Wenn Du Dir anmaßt, die Bibel als Ansammlung „hypersemiotischer Interpretationen“ zu klassifizieren, hast Du die Begrifflichkeit von Metaphorik nicht verstanden, bzw. willst sie partout nicht als solches Schriftgut sehen. Wie oft habe ich es hier schon geschrieben: Du kannst doch Deiner eigenen Meinung folgend, diese ganze Geschichte von Religion, Jesus, Bibeln und sonstigen spirituellen Vorstellungen von Menschen in Deinen persönlichen Orcus werfen. Du kritisierst christliche Mission und betreibst hier perrenierend die Mission Deiner zum Atheismus gewandelten Weltsicht, die ich Dir zu keiner Zeit in Abrede stelle. 

Sind es etwa im Unbewussten schlummernde Schuldgefühle eines Studienabbrechers der ev. Theologie, die Dich vom einstigen Paulus zum Saulus machten? Oder Dich nun dazu verleiten, von Kamm und Zahnbürste des Jesus von Nazareth zu fabulieren. Das sollte eigentlich unter Deiner Würde sein.

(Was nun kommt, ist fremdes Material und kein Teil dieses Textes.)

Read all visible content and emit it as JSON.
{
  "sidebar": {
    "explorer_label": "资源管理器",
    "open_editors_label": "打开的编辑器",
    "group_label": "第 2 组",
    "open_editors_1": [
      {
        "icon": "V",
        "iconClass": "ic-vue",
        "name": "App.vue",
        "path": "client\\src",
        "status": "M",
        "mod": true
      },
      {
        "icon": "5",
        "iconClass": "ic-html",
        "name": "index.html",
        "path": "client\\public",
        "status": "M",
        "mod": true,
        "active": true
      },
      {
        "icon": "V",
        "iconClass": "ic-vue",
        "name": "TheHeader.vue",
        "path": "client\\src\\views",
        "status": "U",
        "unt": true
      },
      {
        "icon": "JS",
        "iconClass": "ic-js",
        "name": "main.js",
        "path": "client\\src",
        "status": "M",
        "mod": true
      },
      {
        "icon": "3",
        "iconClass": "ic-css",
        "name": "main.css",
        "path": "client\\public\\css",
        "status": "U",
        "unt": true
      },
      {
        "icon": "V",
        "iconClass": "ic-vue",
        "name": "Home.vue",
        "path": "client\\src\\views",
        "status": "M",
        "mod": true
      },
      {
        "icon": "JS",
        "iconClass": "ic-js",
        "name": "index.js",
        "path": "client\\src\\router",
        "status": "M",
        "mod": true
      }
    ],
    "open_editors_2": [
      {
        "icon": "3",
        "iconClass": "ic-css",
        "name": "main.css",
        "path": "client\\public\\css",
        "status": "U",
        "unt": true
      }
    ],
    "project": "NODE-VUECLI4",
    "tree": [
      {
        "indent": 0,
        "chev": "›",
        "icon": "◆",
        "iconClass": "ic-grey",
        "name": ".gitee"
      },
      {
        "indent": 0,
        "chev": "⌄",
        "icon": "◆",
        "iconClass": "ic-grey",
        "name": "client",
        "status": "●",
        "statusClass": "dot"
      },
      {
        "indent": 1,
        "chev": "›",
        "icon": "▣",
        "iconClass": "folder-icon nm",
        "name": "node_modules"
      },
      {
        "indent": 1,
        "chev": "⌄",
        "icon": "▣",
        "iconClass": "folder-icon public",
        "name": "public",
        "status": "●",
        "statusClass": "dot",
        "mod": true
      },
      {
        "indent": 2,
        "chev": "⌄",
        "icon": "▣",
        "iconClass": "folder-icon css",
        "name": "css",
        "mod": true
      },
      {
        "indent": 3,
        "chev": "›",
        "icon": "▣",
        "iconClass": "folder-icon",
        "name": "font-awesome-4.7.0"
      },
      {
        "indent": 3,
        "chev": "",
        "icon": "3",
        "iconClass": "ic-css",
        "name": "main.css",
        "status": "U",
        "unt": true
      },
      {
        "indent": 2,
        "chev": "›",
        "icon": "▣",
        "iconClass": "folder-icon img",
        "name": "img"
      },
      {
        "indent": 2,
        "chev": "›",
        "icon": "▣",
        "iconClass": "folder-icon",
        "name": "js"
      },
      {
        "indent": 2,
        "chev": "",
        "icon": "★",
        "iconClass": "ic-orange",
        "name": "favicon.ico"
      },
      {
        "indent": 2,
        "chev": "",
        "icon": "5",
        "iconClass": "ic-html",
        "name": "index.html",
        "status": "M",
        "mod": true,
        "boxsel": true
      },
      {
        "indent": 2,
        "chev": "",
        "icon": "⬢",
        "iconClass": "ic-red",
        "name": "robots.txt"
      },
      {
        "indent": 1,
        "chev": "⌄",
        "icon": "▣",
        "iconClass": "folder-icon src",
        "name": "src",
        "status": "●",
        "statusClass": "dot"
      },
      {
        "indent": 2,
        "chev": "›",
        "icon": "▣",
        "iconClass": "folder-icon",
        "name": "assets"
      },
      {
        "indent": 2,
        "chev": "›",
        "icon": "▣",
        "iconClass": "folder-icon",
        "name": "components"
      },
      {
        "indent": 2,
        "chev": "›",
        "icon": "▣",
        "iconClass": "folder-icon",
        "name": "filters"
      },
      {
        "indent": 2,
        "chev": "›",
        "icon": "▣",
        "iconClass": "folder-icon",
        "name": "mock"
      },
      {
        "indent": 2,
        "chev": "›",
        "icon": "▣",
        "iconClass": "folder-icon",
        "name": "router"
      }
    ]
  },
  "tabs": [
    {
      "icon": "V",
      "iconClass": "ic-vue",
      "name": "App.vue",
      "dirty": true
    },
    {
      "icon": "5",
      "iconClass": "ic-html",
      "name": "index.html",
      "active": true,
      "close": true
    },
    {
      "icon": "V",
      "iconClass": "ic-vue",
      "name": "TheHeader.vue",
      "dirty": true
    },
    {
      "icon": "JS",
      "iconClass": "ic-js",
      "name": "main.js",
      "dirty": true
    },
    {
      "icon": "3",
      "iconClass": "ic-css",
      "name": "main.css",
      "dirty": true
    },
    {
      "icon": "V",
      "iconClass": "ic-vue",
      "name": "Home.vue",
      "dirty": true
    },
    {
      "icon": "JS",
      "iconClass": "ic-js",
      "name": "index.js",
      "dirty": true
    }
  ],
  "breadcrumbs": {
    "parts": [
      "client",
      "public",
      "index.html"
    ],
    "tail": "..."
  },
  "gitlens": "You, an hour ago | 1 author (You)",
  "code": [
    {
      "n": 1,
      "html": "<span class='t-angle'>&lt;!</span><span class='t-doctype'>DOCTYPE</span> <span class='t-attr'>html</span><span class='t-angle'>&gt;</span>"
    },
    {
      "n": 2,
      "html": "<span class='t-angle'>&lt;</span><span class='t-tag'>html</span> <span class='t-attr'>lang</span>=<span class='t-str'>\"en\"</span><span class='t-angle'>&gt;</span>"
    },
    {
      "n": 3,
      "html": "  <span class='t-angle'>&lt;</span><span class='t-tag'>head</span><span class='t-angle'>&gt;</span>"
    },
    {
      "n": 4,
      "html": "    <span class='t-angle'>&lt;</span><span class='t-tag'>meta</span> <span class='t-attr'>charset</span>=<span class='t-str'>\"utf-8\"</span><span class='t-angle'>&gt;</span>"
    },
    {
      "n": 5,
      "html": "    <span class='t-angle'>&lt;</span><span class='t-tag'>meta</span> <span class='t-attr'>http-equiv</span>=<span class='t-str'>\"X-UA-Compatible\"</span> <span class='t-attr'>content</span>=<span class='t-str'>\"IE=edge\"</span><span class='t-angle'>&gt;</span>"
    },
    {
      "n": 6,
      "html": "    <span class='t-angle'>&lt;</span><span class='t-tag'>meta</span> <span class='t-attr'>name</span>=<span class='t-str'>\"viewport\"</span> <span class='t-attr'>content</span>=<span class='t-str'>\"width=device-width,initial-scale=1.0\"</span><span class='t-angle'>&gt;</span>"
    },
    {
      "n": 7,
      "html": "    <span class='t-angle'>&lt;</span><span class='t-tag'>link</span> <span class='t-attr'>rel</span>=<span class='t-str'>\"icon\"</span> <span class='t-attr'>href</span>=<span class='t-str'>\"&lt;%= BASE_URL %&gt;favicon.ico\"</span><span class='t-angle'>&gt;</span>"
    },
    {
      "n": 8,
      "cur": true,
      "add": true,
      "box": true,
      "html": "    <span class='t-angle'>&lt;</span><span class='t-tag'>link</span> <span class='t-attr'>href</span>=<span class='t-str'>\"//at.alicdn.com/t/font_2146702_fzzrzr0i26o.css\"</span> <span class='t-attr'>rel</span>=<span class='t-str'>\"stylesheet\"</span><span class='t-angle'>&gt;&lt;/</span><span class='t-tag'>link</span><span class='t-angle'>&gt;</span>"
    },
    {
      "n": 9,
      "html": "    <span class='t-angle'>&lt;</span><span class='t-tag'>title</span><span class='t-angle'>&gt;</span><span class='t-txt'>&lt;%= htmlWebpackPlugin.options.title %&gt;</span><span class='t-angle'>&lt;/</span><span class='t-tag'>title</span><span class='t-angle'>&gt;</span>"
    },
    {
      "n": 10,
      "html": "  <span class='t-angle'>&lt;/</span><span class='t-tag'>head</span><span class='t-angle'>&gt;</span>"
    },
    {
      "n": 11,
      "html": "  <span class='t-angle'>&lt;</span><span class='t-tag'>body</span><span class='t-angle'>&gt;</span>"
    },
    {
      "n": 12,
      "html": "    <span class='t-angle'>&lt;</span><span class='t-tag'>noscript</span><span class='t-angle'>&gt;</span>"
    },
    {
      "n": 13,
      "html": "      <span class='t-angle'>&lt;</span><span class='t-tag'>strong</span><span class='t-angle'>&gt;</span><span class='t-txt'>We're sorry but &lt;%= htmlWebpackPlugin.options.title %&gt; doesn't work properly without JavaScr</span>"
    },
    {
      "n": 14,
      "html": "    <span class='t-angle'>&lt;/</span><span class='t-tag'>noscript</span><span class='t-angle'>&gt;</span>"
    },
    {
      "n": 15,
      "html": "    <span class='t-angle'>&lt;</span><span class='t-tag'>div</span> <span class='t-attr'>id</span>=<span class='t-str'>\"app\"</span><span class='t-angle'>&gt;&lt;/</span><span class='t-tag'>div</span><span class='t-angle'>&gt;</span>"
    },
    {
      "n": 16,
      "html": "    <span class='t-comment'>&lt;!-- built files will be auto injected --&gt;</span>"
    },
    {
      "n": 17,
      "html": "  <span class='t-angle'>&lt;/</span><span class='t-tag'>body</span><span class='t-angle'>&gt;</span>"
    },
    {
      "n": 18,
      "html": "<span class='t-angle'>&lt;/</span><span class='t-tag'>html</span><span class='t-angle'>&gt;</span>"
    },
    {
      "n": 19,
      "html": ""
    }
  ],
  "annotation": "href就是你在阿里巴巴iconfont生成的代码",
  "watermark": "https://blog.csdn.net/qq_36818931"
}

Eben auch die Rede von Deinem „verkommenen Vater“, schließlich ist er nicht mehr unter den Lebenden und über Tote muss man nicht mehr lästern. Er hatte also „nur vier Bücher“ und eines davon war das berühmte „Götter, Gräber und Gelehrte“. Immerhin, würde ich sagen, das Buch habe ich auch seinerzeit mit viel Interesse gelesen. Mein Vater hatte an die 4000 Bücher, davon habe ich hunderte übernommen und nur einige Dutzend davon gelesen, denn es kam dem Verbringen von Tauben nach Athen gleich. 

Davon habe ich hier schon geschrieben, dass eines Tages mich ein Freund angesichts übervoller Bücherregale fragte, was ich denn damit bezwecken wolle, da das eigentlich essentielle Wissen sich in nur wenigen Büchern verdichtet. Das Problem dabei ist, dann auch diese Bücher zu finden. Eines davon ist die Bibel, wenngleich zu Deinem Missfallen. Buch des Lebens – nicht mehr, nicht weniger. 

Bester Gruß an Dich und in die Runde! - Karl 


PS: Du fragst, wie es sich hier in philweb mit der Philosophie verhält und erwähnst Marc Aurels Schriften.

Seine „Selbstbetrachtungen“ hatte ich vor vielen Jahren schon gelesen und gewissermaßen als persönliche Bibel betrachtet. Was soll ich sagen: Würden die Xis und Putins dieser Welt auch nur ansatzweise in diese Richung denken ….

Und die Philosophie auf Philweb? Eigentlich sollten sich unter (nach wie vor) 70 hier eingetragenen Teilnehmenden einige aktive Philosophie Betreibende befinden, um den immer wiederkehrenden Diskurs zwischen uns zu unterbrechen und entsprechende Themen eben auf eine genuin philosophische Ebene zu heben. Aber auch Du, Waldemar, bist gefragt und dann ist Schluss mit Religions-Bashing und Wechselwirkungsorgien, denn Dein Wissen geht doch eigentlich weit darüber hinaus.